“Millennial,” as most people are already aware, is the commonly used term to describe the growing generation who is expected to push the world into a new era.” They are also defined as “Generation Y,” “Gen-Y,” “Generation Why,” “Echo Boomers,” and “Generation Next”. By positioning the Millennials in a multigenerational perspective they are Global Citizens Born in the late 70s and early 80s.
The statement “my career is my choice, and it is not chosen out of desperation. It should align who I am with what I do” resonates with many millennials. Moreover, they are not willing to devalue their accomplishments, quite the reverse they will be expecting not only “creative rewards” by today’s standards, but also latitude to influence the way they work and where and how they operate in the workplace. This attitude represents one of the biggest challenges that many organisations have started to face.
Millennials want companies to nurture their career development.

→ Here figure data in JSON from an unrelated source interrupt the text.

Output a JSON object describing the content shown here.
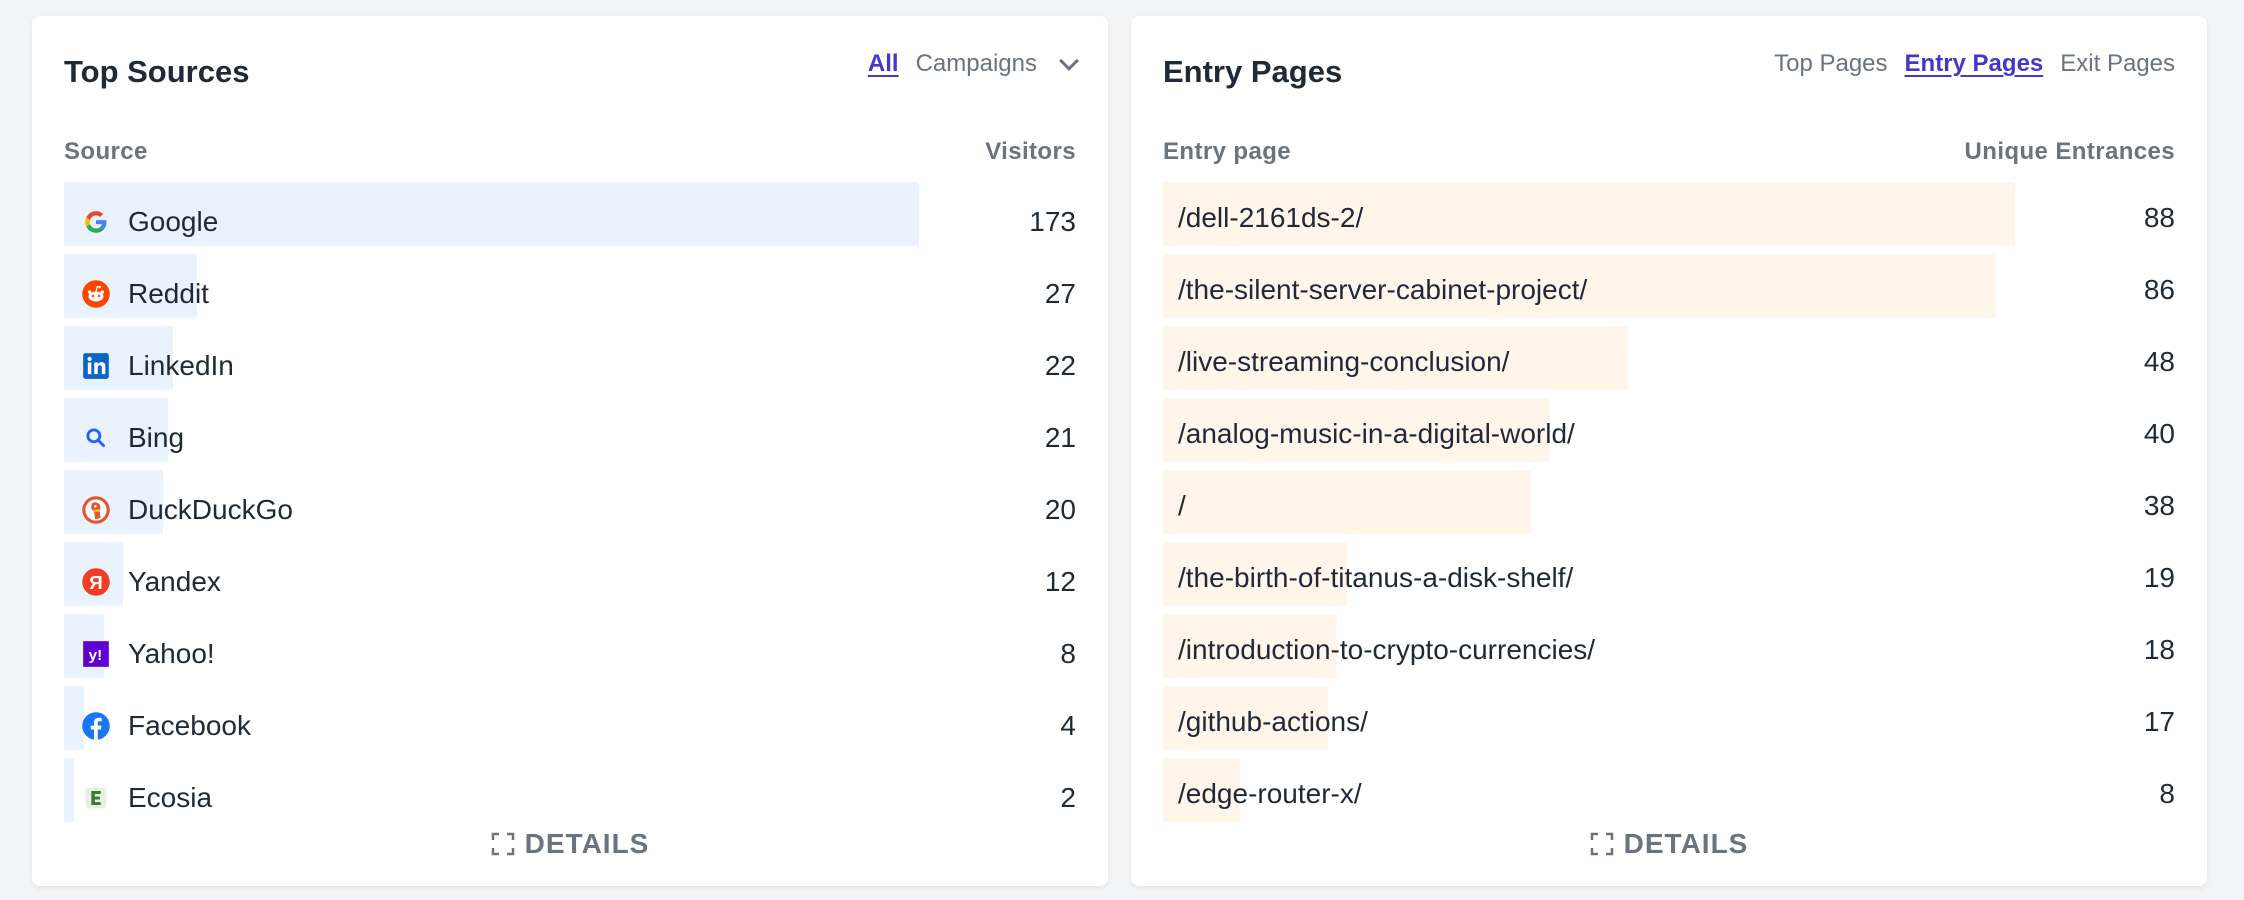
{
  "sources": {
    "title": "Top Sources",
    "tabs": {
      "all": "All",
      "campaigns": "Campaigns"
    },
    "columns": {
      "source": "Source",
      "visitors": "Visitors"
    },
    "max": 173,
    "items": [
      {
        "label": "Google",
        "value": "173",
        "icon": "google-icon",
        "color": "#4285f4"
      },
      {
        "label": "Reddit",
        "value": "27",
        "icon": "reddit-icon",
        "color": "#ff4500"
      },
      {
        "label": "LinkedIn",
        "value": "22",
        "icon": "linkedin-icon",
        "color": "#0a66c2"
      },
      {
        "label": "Bing",
        "value": "21",
        "icon": "bing-search-icon",
        "color": "#2563eb"
      },
      {
        "label": "DuckDuckGo",
        "value": "20",
        "icon": "duckduckgo-icon",
        "color": "#de5833"
      },
      {
        "label": "Yandex",
        "value": "12",
        "icon": "yandex-icon",
        "color": "#f33c24"
      },
      {
        "label": "Yahoo!",
        "value": "8",
        "icon": "yahoo-icon",
        "color": "#6001d2"
      },
      {
        "label": "Facebook",
        "value": "4",
        "icon": "facebook-icon",
        "color": "#1877f2"
      },
      {
        "label": "Ecosia",
        "value": "2",
        "icon": "ecosia-icon",
        "color": "#3a7d2c"
      }
    ],
    "details": "DETAILS"
  },
  "pages": {
    "title": "Entry Pages",
    "tabs": {
      "top": "Top Pages",
      "entry": "Entry Pages",
      "exit": "Exit Pages"
    },
    "columns": {
      "page": "Entry page",
      "entrances": "Unique Entrances"
    },
    "max": 88,
    "items": [
      {
        "label": "/dell-2161ds-2/",
        "value": "88"
      },
      {
        "label": "/the-silent-server-cabinet-project/",
        "value": "86"
      },
      {
        "label": "/live-streaming-conclusion/",
        "value": "48"
      },
      {
        "label": "/analog-music-in-a-digital-world/",
        "value": "40"
      },
      {
        "label": "/",
        "value": "38"
      },
      {
        "label": "/the-birth-of-titanus-a-disk-shelf/",
        "value": "19"
      },
      {
        "label": "/introduction-to-crypto-currencies/",
        "value": "18"
      },
      {
        "label": "/github-actions/",
        "value": "17"
      },
      {
        "label": "/edge-router-x/",
        "value": "8"
      }
    ],
    "details": "DETAILS"
  }
}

They are “clamoring” for more training, mentoring programs as well as more frequent and detailed performance assessments.” This is a challenge which companies are currently facing considering the fact that there are currently four generations in the workforce. The situation exacerbates also due to the fact that many managers and human resources professionals may still be using post-industrial human resource management systems and lack insight into how to effectively identify, understand, and motivate the Millennials. Needless to mention about recognizing their achievements and timely addressing challenging that the youngest cohort of their knowledge workers encounter in their companies.
Another specific characteristics of millennials is their ambition to have a fulfilling life and aptitude to acquire and apply knowledge in real-time. They expect to move quickly upwards through an organisation, likewise they move on quickly if their expectations are not met. Their “lack of experience” which is the current mantra among managers does not undermine their self-worth as they know that they add value through their ideas, their analyses, their judgment, their syntheses, and designs. This should be duly appreciated since information and technology have become the new drivers of wealth creation and who if not the millennials are best equipped to fully grasp and utilize these resources.
The “new global economy” is being shaped by a millennial knowledge worker’s ambitions and vigour.
And is it not high time for companies to accept that millennials are a powerful generation, and those who have the right skills are aware of personal worth?
Addressing the needs and desires of this particular segment of workforce as well as understanding motivational needs of each individual employee has become urgent, and it requires that managers prioritize this “challenge” thus adopt flexible management style, develop the requisite strategies and open-minded outlook.